The Hamptons have suggested the payment was severance, but critics have termed it an improper campaign contribution that Ensign's parents made to their son. Ensign called the payment a gift to the Hamptons.

The Senate Ethics Committee opened an investigation in June 2009. This February, the committee named a special counsel to look into assertions that Ensign violated ethics rules and federal law in the aftermath of the affair.

With Ensign's resignation, the panel loses its authority to discipline him, but not its power to investigate his conduct. The committee could refer its findings to state or federal legal authorities if it found that laws might have been violated.

When asked in March whether his decision not to seek reelection was driven by the ethics investigation, Ensign said, "If I was concerned about that, I would resign."

Douglas Hampton was indicted last month on charges of violating federal conflict-of-interest laws by improperly lobbying Ensign's office within one year of leaving his job as a senior aide. He has pleaded not guilty.

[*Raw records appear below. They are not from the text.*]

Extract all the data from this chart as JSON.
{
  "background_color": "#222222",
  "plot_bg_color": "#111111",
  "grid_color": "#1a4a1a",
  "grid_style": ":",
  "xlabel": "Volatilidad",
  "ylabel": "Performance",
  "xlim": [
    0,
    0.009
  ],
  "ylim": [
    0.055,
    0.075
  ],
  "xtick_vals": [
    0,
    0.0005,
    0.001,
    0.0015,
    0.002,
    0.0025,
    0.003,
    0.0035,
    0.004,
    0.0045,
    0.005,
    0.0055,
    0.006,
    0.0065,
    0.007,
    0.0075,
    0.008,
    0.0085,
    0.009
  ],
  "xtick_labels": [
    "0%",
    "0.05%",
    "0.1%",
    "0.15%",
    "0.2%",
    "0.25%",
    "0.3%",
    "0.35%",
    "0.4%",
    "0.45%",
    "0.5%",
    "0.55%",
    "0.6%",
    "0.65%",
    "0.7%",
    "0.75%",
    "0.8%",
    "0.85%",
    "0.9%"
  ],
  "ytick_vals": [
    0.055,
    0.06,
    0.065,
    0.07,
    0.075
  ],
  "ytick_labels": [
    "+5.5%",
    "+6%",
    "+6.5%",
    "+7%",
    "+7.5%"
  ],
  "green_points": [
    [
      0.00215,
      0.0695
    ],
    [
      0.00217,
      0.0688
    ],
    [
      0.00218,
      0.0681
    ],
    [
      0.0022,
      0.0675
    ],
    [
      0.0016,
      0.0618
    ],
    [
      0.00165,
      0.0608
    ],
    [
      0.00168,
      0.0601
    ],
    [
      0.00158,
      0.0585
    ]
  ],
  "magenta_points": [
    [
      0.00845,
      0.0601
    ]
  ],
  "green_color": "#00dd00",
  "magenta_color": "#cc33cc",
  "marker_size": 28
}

The Justice Department investigation that led to Hampton's seven-count indictment also looked into whether Ensign had helped him secure the lobbying work. But the department said in December that no charges were being pursued against the senator.

Democrats hold a 53-47 majority in the Senate, counting the two independents who caucus with them. They see Nevada as one of their top opportunities to gain a seat.

State Democrats quickly turned their attention to Heller, criticizing his vote last week for a Republican budget plan that Democrats charge would "end Medicare as we know it."